Despite the fact that I believe many other business or life decisions are high stress – I completely agree with him. Making decisions about health is different and requires a different decision framework. Personally, I have been dealing with health decisions related to a parent-in-law. The decisions (where to go, who to see, what to do next) are just hard, and the health delivery system is neither helpful – nor designed to be – in guiding patients through the decision-making process.
Michelson’s first step in the framework is to get an ‘accurate and complete diagnosis.’ Sounds right to me – but in my experience, even after many doctors, specialists, innumerable diagnostic tests and biopsies, plus a few hospital stays – we still don’t have even that. We have met many caring and thoughtful people along the journey, but we haven’t really had much help in how to think about and approach the key decisions – and nothing about how to deal with inability to diagnose.
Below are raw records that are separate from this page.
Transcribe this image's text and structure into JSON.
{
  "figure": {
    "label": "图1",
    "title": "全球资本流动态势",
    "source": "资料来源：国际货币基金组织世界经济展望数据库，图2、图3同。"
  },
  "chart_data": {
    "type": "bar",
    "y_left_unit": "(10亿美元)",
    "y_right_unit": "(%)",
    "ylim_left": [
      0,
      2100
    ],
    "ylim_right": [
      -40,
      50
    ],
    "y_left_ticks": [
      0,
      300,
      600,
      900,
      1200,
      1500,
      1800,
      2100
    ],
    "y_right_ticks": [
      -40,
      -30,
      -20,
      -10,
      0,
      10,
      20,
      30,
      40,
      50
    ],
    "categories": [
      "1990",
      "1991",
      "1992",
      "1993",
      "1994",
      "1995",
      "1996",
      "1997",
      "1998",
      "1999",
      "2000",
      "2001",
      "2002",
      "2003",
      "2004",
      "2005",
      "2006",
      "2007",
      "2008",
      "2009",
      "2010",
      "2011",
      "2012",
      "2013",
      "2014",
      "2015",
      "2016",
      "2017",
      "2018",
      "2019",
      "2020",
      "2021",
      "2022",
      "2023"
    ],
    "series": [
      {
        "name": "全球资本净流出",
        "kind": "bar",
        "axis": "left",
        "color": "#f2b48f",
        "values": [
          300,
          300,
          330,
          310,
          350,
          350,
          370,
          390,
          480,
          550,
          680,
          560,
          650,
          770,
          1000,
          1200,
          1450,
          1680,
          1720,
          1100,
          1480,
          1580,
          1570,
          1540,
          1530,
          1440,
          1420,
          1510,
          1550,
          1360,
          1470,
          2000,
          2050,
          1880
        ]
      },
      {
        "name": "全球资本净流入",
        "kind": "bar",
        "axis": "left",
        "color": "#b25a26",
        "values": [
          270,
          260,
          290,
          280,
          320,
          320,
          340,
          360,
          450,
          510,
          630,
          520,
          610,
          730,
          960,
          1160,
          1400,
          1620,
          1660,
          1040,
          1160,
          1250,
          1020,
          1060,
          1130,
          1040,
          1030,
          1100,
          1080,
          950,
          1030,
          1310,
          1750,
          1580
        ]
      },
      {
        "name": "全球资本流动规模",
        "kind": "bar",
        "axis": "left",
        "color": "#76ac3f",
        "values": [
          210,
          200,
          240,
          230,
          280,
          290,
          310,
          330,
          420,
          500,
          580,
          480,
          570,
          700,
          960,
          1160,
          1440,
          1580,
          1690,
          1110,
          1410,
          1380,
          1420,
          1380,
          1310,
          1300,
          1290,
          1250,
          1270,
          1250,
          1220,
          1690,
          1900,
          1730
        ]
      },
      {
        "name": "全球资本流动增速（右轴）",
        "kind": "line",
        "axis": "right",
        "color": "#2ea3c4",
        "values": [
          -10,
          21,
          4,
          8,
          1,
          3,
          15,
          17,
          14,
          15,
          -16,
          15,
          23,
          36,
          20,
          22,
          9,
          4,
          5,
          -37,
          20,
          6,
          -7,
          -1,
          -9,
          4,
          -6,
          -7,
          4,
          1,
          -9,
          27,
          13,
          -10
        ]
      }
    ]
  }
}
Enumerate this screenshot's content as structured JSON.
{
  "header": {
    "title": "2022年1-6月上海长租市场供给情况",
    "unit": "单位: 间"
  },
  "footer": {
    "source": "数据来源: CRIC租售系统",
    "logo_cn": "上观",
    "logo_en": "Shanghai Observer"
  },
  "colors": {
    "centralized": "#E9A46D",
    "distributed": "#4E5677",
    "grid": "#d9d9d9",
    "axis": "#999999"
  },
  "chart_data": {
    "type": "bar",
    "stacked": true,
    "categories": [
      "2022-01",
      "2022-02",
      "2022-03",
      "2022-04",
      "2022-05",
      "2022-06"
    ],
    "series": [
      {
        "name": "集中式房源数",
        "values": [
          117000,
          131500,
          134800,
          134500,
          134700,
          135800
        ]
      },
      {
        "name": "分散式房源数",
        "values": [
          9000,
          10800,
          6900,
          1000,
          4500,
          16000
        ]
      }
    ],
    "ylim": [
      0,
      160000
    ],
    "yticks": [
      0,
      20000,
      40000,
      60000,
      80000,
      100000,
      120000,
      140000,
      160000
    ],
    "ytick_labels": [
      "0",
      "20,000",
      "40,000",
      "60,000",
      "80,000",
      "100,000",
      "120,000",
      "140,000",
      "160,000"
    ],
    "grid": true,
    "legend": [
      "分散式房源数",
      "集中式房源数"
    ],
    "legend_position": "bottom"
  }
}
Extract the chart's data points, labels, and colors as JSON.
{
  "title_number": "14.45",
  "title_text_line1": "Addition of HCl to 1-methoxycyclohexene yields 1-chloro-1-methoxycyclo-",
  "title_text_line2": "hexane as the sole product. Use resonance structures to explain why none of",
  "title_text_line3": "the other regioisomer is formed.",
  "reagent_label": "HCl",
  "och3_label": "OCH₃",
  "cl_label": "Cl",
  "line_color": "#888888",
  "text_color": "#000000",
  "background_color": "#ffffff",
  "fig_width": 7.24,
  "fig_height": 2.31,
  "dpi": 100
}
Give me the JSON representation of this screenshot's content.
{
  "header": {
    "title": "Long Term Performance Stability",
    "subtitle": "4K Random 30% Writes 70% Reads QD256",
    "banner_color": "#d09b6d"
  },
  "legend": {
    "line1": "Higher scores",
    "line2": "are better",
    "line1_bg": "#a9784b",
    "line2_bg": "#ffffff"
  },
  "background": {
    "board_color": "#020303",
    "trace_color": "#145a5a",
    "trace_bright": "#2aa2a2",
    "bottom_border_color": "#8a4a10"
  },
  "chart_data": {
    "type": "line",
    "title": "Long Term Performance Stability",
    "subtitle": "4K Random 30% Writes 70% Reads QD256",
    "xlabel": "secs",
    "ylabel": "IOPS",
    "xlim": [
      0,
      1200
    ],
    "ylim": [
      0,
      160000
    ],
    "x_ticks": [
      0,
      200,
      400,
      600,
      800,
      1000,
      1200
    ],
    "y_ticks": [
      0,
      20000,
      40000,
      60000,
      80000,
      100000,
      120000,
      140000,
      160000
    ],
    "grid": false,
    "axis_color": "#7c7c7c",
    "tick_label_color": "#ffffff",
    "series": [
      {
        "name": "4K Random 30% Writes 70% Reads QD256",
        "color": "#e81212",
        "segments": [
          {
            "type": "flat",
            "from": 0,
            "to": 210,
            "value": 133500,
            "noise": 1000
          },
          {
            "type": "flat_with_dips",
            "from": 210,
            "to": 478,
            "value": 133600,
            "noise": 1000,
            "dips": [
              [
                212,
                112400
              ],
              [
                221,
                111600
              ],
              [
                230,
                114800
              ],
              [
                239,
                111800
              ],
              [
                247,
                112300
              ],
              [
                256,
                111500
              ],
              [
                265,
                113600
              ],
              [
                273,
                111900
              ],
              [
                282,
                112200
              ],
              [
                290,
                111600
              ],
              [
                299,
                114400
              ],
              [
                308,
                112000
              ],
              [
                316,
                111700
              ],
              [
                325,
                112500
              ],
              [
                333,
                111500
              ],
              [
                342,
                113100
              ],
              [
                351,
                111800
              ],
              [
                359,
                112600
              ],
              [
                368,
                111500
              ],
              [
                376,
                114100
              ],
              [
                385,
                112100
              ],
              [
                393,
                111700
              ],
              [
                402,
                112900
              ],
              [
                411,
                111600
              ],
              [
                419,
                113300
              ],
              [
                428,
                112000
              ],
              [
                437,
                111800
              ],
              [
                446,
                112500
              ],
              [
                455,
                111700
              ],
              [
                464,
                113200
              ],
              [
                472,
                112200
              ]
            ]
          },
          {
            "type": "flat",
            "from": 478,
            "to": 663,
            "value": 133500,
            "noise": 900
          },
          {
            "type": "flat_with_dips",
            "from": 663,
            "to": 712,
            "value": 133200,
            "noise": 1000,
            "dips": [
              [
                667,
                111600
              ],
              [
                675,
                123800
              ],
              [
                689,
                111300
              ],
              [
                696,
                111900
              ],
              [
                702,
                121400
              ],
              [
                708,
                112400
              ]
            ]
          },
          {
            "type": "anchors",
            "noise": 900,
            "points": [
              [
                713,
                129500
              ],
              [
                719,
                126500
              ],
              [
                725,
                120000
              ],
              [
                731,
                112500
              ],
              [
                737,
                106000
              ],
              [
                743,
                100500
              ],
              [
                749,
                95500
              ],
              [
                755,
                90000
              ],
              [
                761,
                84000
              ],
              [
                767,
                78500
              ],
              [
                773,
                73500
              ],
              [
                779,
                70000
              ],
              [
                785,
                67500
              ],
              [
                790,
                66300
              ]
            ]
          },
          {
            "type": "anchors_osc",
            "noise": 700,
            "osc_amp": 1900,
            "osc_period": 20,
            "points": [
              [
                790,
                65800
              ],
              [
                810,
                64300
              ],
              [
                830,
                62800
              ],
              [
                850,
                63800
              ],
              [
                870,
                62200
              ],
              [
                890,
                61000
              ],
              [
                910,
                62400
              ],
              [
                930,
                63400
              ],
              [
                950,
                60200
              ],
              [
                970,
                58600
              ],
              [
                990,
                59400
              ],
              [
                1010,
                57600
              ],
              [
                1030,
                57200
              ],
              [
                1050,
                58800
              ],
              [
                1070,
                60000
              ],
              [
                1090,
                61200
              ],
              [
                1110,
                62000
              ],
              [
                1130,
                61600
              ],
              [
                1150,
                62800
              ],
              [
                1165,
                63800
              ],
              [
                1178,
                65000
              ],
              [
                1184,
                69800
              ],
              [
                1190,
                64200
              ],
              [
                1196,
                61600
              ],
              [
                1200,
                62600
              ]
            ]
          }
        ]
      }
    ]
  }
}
I believe one of the big areas for innovation in health is in consumer decision making and behavioral insight. Dartmouth has long been a proponent of ‘shared decision making’ and has set up a Center for it. There clearly is a lot to learn just in the basics. However, I think the knowledge and possibilities for innovation are going to explode as the infrastructure is put in place now for an explosion of data and more closed loop feedback systems. With EMR data flowing into patient-centric data platforms like HealthVault – which are increasingly being connected to mobile devices or home health devices with masses of data points around activity, diet, pill taking, lifestyle preferences – we will be able to use ‘big data’ tools and machine learning to identify what works for which groups. It will be very exciting. As Glenn Reynolds over at Instapundit frequently says about innovations – faster, please.